Hello, my name is Bob, and I've been a fisherman for 35 yrs. Sounds like an intro. for a twelve step program doesn't it? They think we fishermen are addicted, sick, and twisted. Who else would stand shivering in the rain, feet wet, hands aching, making one more cast for a one in 10,000 chance at a Musky? (Get it? The fish of 10,000 casts) Yeah, I have a problem, but they say admitting it is the first step.

Anyway, about 10 yrs ago my friend Dave Wamboldt and I met while working together at Pike Creek Outfitters. Mike and Barb Hines, the owners were ready to retire, do some traveling, and start enjoying life instead of getting up in the dark as they both did for many years. I learned a great deal from them and they always treated me like family, and still do.

What you will find here is people who know what they're talking about, and everything you need for Lake Michigan. Dave is the Perch Guru. He even pours his own worms, we call them the "Wammer Slammers". I would be up the creek, to put it politely, without Dave. Did I mention he's got way more experience than me because he's way older?
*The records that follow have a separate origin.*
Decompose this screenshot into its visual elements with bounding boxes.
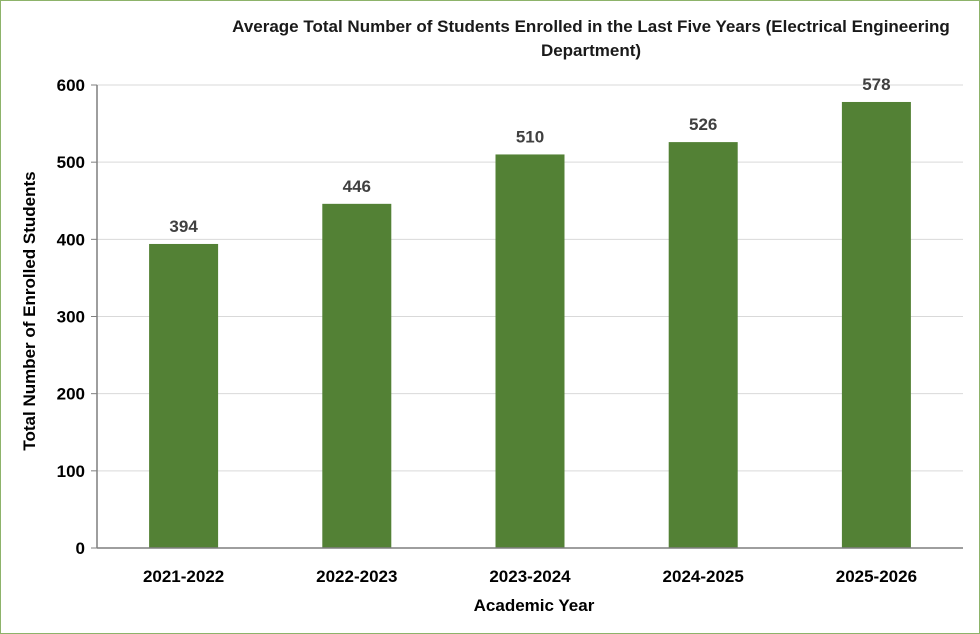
y-tick-label: 100 (57, 462, 85, 481)
x-tick-labels: 2021-2022 2022-2023 2023-2024 2024-2025 2025… (143, 567, 917, 586)
x-tick-label-2023-2024: 2023-2024 (489, 567, 571, 586)
data-label-2021-2022: 394 (169, 217, 198, 236)
bar-2025-2026 (841, 101, 911, 548)
x-tick-label-2025-2026: 2025-2026 (836, 567, 917, 586)
bar-2023-2024 (495, 154, 565, 548)
y-axis-title: Total Number of Enrolled Students (20, 171, 39, 450)
y-tick-label: 200 (57, 385, 85, 404)
bar-2022-2023 (322, 203, 392, 548)
y-tick-label: 400 (57, 230, 85, 249)
y-tick-label: 600 (57, 76, 85, 95)
data-labels: 394 446 510 526 578 (169, 75, 890, 236)
x-tick-label-2021-2022: 2021-2022 (143, 567, 224, 586)
data-label-2023-2024: 510 (516, 127, 544, 146)
y-tick-label: 0 (76, 539, 85, 558)
y-tick-label: 500 (57, 153, 85, 172)
axes (91, 84, 963, 549)
x-axis-title: Academic Year (474, 596, 595, 615)
bar-2021-2022 (149, 243, 219, 549)
x-tick-label-2024-2025: 2024-2025 (663, 567, 744, 586)
y-tick-labels: 0 100 200 300 400 500 600 (57, 76, 85, 558)
chart-title-line-2: Department) (541, 41, 641, 60)
x-tick-label-2022-2023: 2022-2023 (316, 567, 397, 586)
bar-2024-2025 (668, 142, 738, 548)
bars (149, 101, 911, 549)
data-label-2025-2026: 578 (862, 75, 890, 94)
chart-title-line-1: Average Total Number of Students Enrolle… (232, 17, 950, 36)
y-tick-label: 300 (57, 308, 85, 327)
data-label-2022-2023: 446 (343, 177, 371, 196)
data-label-2024-2025: 526 (689, 115, 717, 134)
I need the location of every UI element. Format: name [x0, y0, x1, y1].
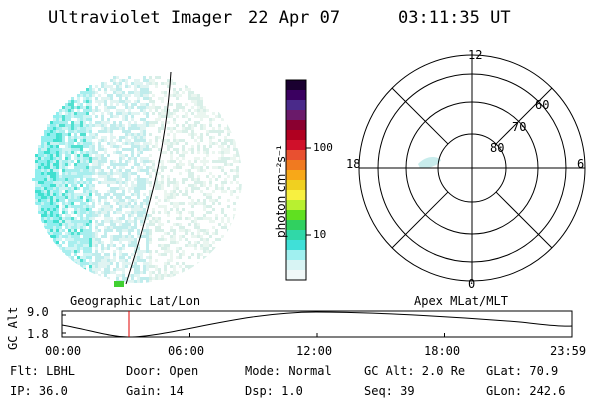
colorbar-cell: [286, 190, 306, 201]
mlat-label-80: 80: [490, 141, 505, 155]
time-label: 03:11:35 UT: [398, 8, 511, 28]
colorbar-cell: [286, 220, 306, 231]
colorbar-cell: [286, 100, 306, 111]
orbit-y-tick-1-8: 1.8: [27, 327, 49, 341]
orbit-y-tick-9: 9.0: [27, 305, 49, 319]
colorbar-cell: [286, 160, 306, 171]
bright-spot: [114, 281, 124, 287]
colorbar-cell: [286, 130, 306, 141]
colorbar-cell: [286, 110, 306, 121]
colorbar: [285, 79, 311, 281]
info-seq: Seq: 39: [364, 384, 415, 398]
colorbar-cell: [286, 120, 306, 131]
orbit-x-tick-0600: 06:00: [168, 344, 205, 358]
mlt-label-18: 18: [346, 157, 361, 171]
colorbar-tick-10: 10: [313, 228, 327, 241]
globe-emission-image: [32, 73, 242, 283]
colorbar-cell: [286, 140, 306, 151]
info-gc-alt: GC Alt: 2.0 Re: [364, 364, 466, 378]
colorbar-cell: [286, 210, 306, 221]
orbit-x-tick-2359: 23:59: [550, 344, 587, 358]
geographic-globe-panel: [32, 71, 242, 287]
colorbar-unit-label: photon cm⁻²s⁻¹: [274, 145, 288, 238]
orbit-x-tick-1800: 18:00: [424, 344, 461, 358]
orbit-altitude-plot: [61, 310, 573, 338]
orbit-x-tick-0000: 00:00: [45, 344, 82, 358]
info-gain: Gain: 14: [126, 384, 184, 398]
info-filter: Flt: LBHL: [10, 364, 76, 378]
colorbar-cell: [286, 80, 306, 91]
colorbar-cell: [286, 90, 306, 101]
colorbar-cell: [286, 240, 306, 251]
mlt-label-12: 12: [468, 48, 483, 62]
orbit-y-title: GC Alt: [6, 306, 20, 350]
colorbar-cell: [286, 170, 306, 181]
mlat-label-70: 70: [512, 120, 527, 134]
terminator-line: [125, 71, 172, 285]
polar-diagonal-line: [391, 191, 449, 249]
info-dsp: Dsp: 1.0: [245, 384, 303, 398]
info-ip: IP: 36.0: [10, 384, 68, 398]
colorbar-cell: [286, 180, 306, 191]
colorbar-cell: [286, 260, 306, 271]
info-glon: GLon: 242.6: [486, 384, 566, 398]
apex-label: Apex MLat/MLT: [414, 294, 508, 308]
polar-diagonal-line: [495, 87, 553, 145]
info-mode: Mode: Normal: [245, 364, 332, 378]
polar-plot: [358, 54, 586, 282]
orbit-x-tick-1200: 12:00: [296, 344, 333, 358]
colorbar-cell: [286, 200, 306, 211]
mlt-label-0: 0: [468, 277, 476, 291]
polar-diagonal-line: [495, 191, 553, 249]
date-label: 22 Apr 07: [248, 8, 341, 28]
mlt-label-6: 6: [577, 157, 585, 171]
mlat-label-60: 60: [535, 98, 550, 112]
colorbar-tick-100: 100: [313, 141, 333, 154]
colorbar-cell: [286, 230, 306, 241]
colorbar-cell: [286, 270, 306, 281]
colorbar-cell: [286, 250, 306, 261]
info-door: Door: Open: [126, 364, 199, 378]
polar-emission-patch: [418, 156, 441, 169]
colorbar-cell: [286, 150, 306, 161]
altitude-curve: [61, 311, 573, 338]
geographic-label: Geographic Lat/Lon: [70, 294, 201, 308]
polar-diagonal-line: [391, 87, 449, 145]
info-glat: GLat: 70.9: [486, 364, 559, 378]
instrument-title: Ultraviolet Imager: [48, 8, 233, 28]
That's funny, I mention it to him all the time.

Thanks, Bob

Monday, September 17, 2012

fishin' report 9-17-12

Before we talk about what's biting, I'd like to talk about the passing of a good friend.  Scotty Haebig, a friend to many fishermen, hot rod enthusiasts, and drag racers, died yesterday of complications from the cancer he had been fighting since its diagnosis last fall.  He was more than a fixture here, he was my right hand.  He looked out for me with the love of a father, and I'll miss him like one.  Scotty was so helpful in so many ways that I could never list them all.  He was my sounding board for every decision I made.  He made sure I got here on time, would call me when I wasn't, soothe the customers until I got here, and when I couldn't drive- picked me up at my house.  It wasn't uncommon for me to get here on snow days to find he already had the entrance and sidewalk shoveled.  He was in my corner for any fight or competition, he was my best advertisement, strongest ally, you name it.  There was never any doubt of his support.  I can't believe he's gone.  No one is worthy to take his place.  I think I'll retire his seat at the counter and keep everyone off of it from now on.  Then maybe I can imagine him still sitting there as he always did.  I've got such a hole in my heart, soul, life now that for the first time in ages I feel a little lost.  Sometimes with a loss like this, you can take a little solace in the fact that the person is at least no longer suffering, but I can't even use that because I thought, as everyone did, that he was going to be back in no time.  Scotty himself thought he had it beat for probably the whole time until a few days ago, at the most a week and a half ago.  I've never seen anyone so upbeat and optimistic with such a good attitude.  They say that's what you need to fight that disease right?  I guess that just wasn't enough.  Maybe he had me fooled because he was that good at putting up a good front. Usually I'm the guy that says, "everything happens for a reason", and that "God has a plan", but I can't say that this time.  All I can say is that I'll miss my friend terribly.
Bob

Kings are in now. Not in big numbers.  Mostly a lot of casting and not much catching.